Personally, I felt that a lot of people were shocked to see a bunch of black kids walk into the theatre. From the moment we arrived I felt people staring and giving confused looks; one man almost had a heart attack when my friend’s empty Coke can accidentally fell next to him. Yet this situation of discomfort inadvertently helped me understand the play more and feel more connected to the character of Cynthia. Growing up as a child of two black Caribbean parents I have heard time and time again about the struggles that my parents and grandparents have had to go through so that I could have a decent life. I have the blessing of a free education whilst my aunts had to choose between them who would get to go to school. So, when Cynthia moved up to the first floor in the factory, I was happy for her, because she finally got the chance to prove herself and get somewhere with her life. To Cynthia, she was moving on up to help her friends, Jessie and Tracey, who were still on the ground. But from their perspective, she was reinforcing the dichotomy between the workers and the bosses. They felt that Cynthia sold them out, because as soon as she moved up everything started to change – the way Cynthia dressed and behaved at worked made them feel as if she really had just traded their friendship for a new job. She even had hand cream, could wear high heels to work and enjoy the air con whilst sitting down.

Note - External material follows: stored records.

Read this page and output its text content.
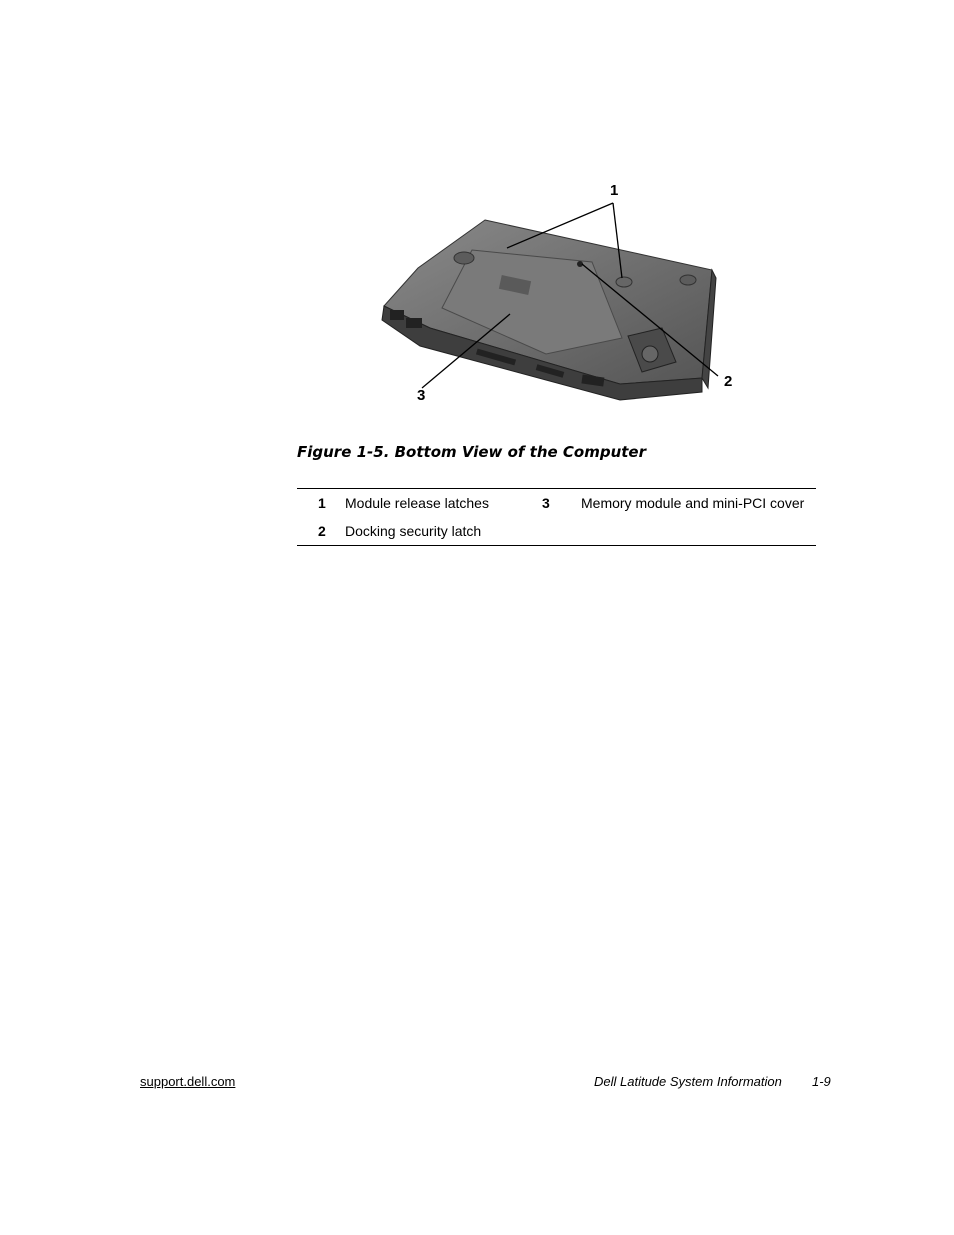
1
2
3
Figure 1-5. Bottom View of the Computer
1 Module release latches
2 Docking security latch
3 Memory module and mini-PCI cover
support.dell.com	Dell Latitude System Information 1-9
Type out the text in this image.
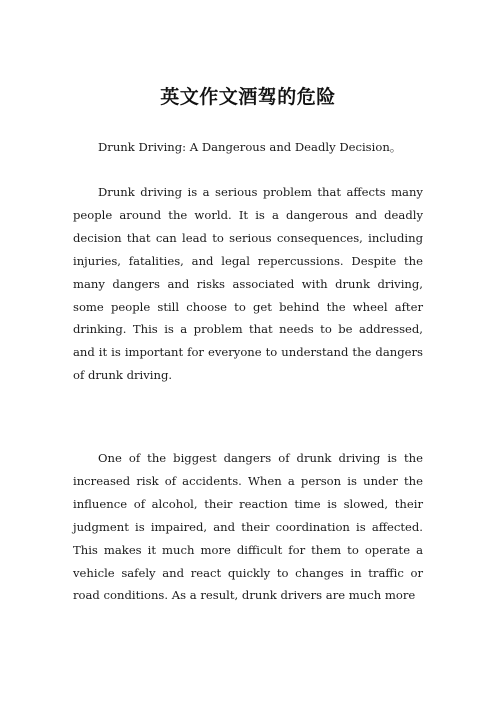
英文作文酒驾的危险

Drunk Driving: A Dangerous and Deadly Decision。

Drunk driving is a serious problem that affects many people around the world. It is a dangerous and deadly decision that can lead to serious consequences, including injuries, fatalities, and legal repercussions. Despite the many dangers and risks associated with drunk driving, some people still choose to get behind the wheel after drinking. This is a problem that needs to be addressed, and it is important for everyone to understand the dangers of drunk driving.

One of the biggest dangers of drunk driving is the increased risk of accidents. When a person is under the influence of alcohol, their reaction time is slowed, their judgment is impaired, and their coordination is affected. This makes it much more difficult for them to operate a vehicle safely and react quickly to changes in traffic or road conditions. As a result, drunk drivers are much more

But despite that, I don’t believe that Tracey had any right to say that Cynthia had only got the job because she’s black. It just goes to show that she wasn’t a real friend at all.
“ I felt that a lot of people were shocked to see a bunch of black kids walk into the theatre.”
I understand why Tracey was angry, but she took her anger out on the wrong people. As she cannot physically take her anger out on those actually in power, she took it out on the individual, who unfortunately was Oscar. They were all hurt by Oscar crossing the picket line but, in my opinion, Oscar didn’t owe them anything. He didn’t betray them if there was no loyalty there in the first place. From the first scene in the bar Oscar was always silent in the background – a presence that was always there but that nobody paid any attention to. And although he didn’t know them that well, he still tried to see if they were kind enough people who would help him get a job in the factory. But all they saw was that he wasn’t one of them so not one of them tried to help him. I think that Oscar represents the status of immigrants in America. The whole play was used to represent life in America and when the song ‘This is America’ played at the end, and we all started singing, – and by we, I mean the bunch of black kids that I felt so many people were shocked to see – the topics raised in the play resonated with me more than all those people that had paid like forty something pounds for their tickets. That song told me that all this discrimination and anger and poverty is still in America today, almost 10 years after the play is set, that that is the America that people still live in.